Teams That Run Together, Keep Viewers Together
People watch, say, a Tony Bennett Virginia team in the same way they add a documentary to their Netflix queues — it’s important and principled, sure, but they’d be lying if they said they wouldn’t rather watch superheroes punch each other and run fast breaks for two hours. Thursday was a night for popcorn.
By KenPom’s adjusted tempo ratings, UCLA entered the game playing at the fastest pace of any power-conference team, and UNC slotted in at sixth. Oregon and Duke place lower on the list, but neither team was shy about matching its opponent step for fast-break step in the doubleheader. It was four hours of fun.

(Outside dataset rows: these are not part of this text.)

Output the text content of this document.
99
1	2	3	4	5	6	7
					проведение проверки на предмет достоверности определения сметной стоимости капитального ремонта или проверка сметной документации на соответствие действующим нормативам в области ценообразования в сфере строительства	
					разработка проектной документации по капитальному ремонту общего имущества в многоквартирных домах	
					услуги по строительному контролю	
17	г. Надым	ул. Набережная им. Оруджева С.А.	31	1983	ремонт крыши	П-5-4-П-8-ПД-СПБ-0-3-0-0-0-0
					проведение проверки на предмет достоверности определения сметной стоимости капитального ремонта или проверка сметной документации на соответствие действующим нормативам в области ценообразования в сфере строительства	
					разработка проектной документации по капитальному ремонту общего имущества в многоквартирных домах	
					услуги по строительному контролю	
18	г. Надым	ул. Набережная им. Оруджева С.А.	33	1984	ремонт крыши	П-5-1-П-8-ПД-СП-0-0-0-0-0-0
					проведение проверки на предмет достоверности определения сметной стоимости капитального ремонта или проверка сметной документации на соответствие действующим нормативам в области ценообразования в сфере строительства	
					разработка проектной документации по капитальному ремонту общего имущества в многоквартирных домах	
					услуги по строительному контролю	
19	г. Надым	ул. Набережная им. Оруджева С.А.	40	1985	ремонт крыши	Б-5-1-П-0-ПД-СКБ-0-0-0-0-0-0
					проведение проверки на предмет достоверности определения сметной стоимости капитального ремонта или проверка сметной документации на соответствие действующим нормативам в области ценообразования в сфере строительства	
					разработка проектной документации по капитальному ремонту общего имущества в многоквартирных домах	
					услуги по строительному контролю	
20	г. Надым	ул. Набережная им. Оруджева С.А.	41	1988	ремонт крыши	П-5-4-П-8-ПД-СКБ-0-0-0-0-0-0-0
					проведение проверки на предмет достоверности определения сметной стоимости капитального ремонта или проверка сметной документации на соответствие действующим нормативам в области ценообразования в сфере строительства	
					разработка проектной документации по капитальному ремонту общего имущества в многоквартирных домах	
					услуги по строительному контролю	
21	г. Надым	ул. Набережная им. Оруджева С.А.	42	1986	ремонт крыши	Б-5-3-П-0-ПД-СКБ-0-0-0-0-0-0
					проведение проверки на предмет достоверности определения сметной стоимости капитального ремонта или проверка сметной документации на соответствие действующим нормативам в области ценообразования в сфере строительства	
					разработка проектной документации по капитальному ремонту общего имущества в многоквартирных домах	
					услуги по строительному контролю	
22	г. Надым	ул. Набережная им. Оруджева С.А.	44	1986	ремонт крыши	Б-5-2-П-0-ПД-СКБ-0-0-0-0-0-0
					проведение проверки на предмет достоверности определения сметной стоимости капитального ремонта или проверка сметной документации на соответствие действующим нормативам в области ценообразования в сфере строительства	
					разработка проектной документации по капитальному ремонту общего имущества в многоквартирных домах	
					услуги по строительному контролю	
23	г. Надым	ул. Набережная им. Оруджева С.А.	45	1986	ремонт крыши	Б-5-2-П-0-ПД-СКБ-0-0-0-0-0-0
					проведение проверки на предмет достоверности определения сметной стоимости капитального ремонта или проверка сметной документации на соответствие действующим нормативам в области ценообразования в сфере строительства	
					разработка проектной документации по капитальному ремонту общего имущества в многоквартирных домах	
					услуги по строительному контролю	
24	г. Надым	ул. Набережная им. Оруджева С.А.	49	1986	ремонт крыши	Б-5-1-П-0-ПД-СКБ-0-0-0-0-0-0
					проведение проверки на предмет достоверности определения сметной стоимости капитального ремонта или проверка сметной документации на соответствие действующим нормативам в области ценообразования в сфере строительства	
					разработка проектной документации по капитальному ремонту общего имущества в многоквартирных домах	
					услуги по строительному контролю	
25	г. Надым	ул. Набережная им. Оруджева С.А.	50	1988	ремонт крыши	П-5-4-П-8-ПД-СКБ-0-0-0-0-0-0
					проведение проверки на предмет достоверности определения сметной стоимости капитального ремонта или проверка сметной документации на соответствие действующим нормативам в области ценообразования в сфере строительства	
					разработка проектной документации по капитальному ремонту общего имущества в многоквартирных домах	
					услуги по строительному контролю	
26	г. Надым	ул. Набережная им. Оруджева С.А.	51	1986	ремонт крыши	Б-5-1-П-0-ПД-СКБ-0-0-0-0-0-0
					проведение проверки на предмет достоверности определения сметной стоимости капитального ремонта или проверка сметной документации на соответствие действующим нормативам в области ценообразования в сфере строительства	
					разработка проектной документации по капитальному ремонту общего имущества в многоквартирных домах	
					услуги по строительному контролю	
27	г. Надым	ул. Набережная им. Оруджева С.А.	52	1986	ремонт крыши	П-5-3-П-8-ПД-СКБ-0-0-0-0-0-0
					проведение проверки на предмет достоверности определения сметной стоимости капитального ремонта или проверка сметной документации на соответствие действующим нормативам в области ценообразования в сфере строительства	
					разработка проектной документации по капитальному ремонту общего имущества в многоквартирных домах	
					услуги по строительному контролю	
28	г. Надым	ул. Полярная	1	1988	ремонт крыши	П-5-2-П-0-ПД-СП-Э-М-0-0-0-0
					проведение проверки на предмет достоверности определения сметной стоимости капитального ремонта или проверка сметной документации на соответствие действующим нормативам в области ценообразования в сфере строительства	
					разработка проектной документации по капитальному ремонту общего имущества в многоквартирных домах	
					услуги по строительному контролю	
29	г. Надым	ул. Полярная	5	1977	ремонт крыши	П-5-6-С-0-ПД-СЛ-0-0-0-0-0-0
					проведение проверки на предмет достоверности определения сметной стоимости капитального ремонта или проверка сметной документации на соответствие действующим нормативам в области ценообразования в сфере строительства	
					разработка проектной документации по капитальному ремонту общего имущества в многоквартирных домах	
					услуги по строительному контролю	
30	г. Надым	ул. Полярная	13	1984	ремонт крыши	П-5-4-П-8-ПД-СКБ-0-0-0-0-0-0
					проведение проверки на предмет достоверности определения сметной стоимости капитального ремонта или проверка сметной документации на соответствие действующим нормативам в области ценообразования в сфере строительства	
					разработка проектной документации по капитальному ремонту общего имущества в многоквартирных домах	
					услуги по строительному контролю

In both Durham and Westwood, the ball was flying around the court, and the games were allowed to flow without interference from overeager officials. Duke and UNC combined for just five free throws in the entire first half, for instance, and the Tar Heels’ 114.7 points per 100 possessions was the worst offensive rating of any of the four teams. There is a time and place for stout defense, and any matchup between Virginia and a ranked, high-octane opponent remains a fascinating tactical battle. But on this Thursday night, awash in the chants of Cameron Crazies and Bill Walton’s rambling storytelling, the doubleheader couldn’t have been more compelling. Baskets came in bunches; a star shone in prime time. March is just three weeks away.